L’hotel Illimani, spartano ma pulito e silenzioso, ha al suo interno un piccolo giardino, in cui penso subito di trascorrere alcune ore per mettere a punto il mio viaggio, ha stanze piccole arredate con un letto, un tavolino sufficiente per poter appoggiare un libro e altre poche cose che servono per scrivere. I bagni, in comune con altri ospiti, sono ben tenuti e costantemente curati dall’anziana proprietaria e da suo marito.
Le docce sono una sorpresa: per scaldare l’acqua c’è un filo elettrico direttamente a contatto con essa e, come raccomandano nella guida che illustra il sistema, bisogna stare attenti a non toccare i rubinetti una volta bagnati; l’aspetto è davvero sinistro, i viaggiatori hanno denominato questo tipo di docce sistema Frankestein, ma fortunatamente per il momento non ho bisogno di lavarmi.
Sono le 9 del mattino e decido di uscire per fare un primo giro in città, tanto non credo di riuscire a dormire e poi devo cercare di abituarmi al nuovo fuso orario. Cammino lentamente e senza sforzarmi, ma nonostante questo ho il fiato corto e un po’ di mal di testa; i 3700 metri di quota si fanno sentire. Passare dalla quota molto inferiore dove vivo normalmente a queste altezze, mi lascia un leggero disagio, nonostante io sia abbastanza allenato alle variazioni di altitudine.
Comincia a piovere, una pioggerellina fina e nebbiosa, quella che non ti bagna totalmente ma che pian piano ti porta via il calore e ti fa tremare; va avanti tutta la giornata. Nel mese di gennaio è così tutti i giorni, spero di aver fatto la scelta giusta a venire qui in questo periodo. Decido di visitare il centro della città e arrivo così alla piazza principale che si apre al termine di una via in salita e stretta; le macchine che la percorrono la fanno sembrare ancora più piccola, auto rumorose a causa delle marmitte rotte e del perenne suono dei clacson.

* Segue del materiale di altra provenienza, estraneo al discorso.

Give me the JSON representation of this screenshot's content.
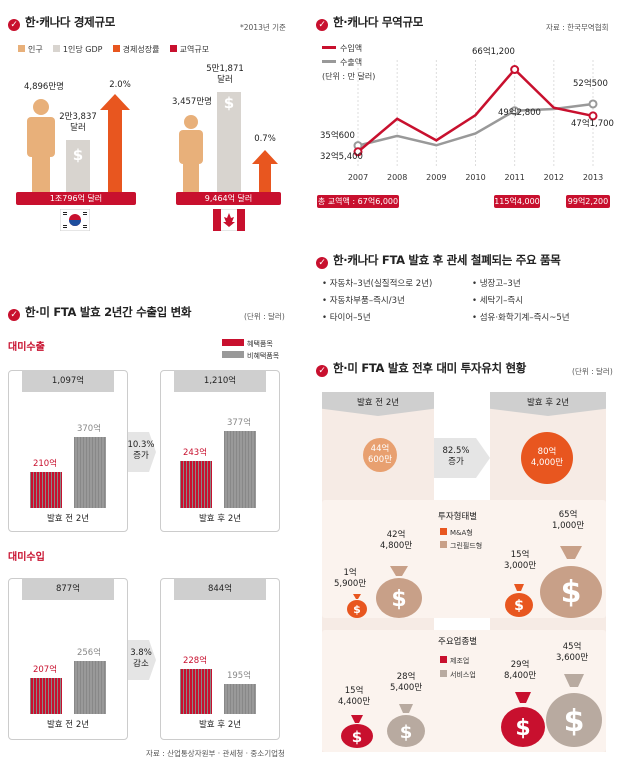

La piazza invece è spaziosa, e ha una zona pedonale al centro. Mi colpisce subito un grande palazzo in stile ottocentesco con le sue bandiere, è il palazzo del Presidente. Attaccato a questo sorge la Cattedrale, costruita un po’ più in alto del piano stradale. Con una scalinata si accede all’ingresso della chiesa. Chissà se anche qui il potere della Chiesa è espresso in questo modo. Sul lato destro della piazza c’è il palazzo del Governo, anche questo con le sue bandiere e i suoi soldati. E poi negozi e ristoranti. La parte pedonale è divisa in due zone collegate da una scalinata. Quella bassa è davanti alla casa del Presidente, arredata con panchine e affollata di gente e venditori ambulanti. Dall’altra parte ci sono una serie di alberi, una fontana e poi la strada.
Sedute sui gradini noto due donne in costume boliviano, rimango stupito nel vederle, perché pensavo che quel modo di vestire fosse quasi scomparso, o si usasse solo nelle campagne. Nulla di più sbagliato, come avrei appurato. Leggo che tra sottovesti e gonne, le donne ne portano sette. Sotto a queste poi indossano i mutandoni di lana e i calzettoni. Il costume tipico è completato da due camicie, un poncho e l’immancabile bombetta. Questo nel periodo invernale. Presumo che nella stagione calda si tolgano qualcosa. Credo che gli uomini qui siano molto pazienti. Questo abbigliamento è stato imposto alle popolazioni andine da un viceré spagnolo per dare, secondo lui, decoro alle donne.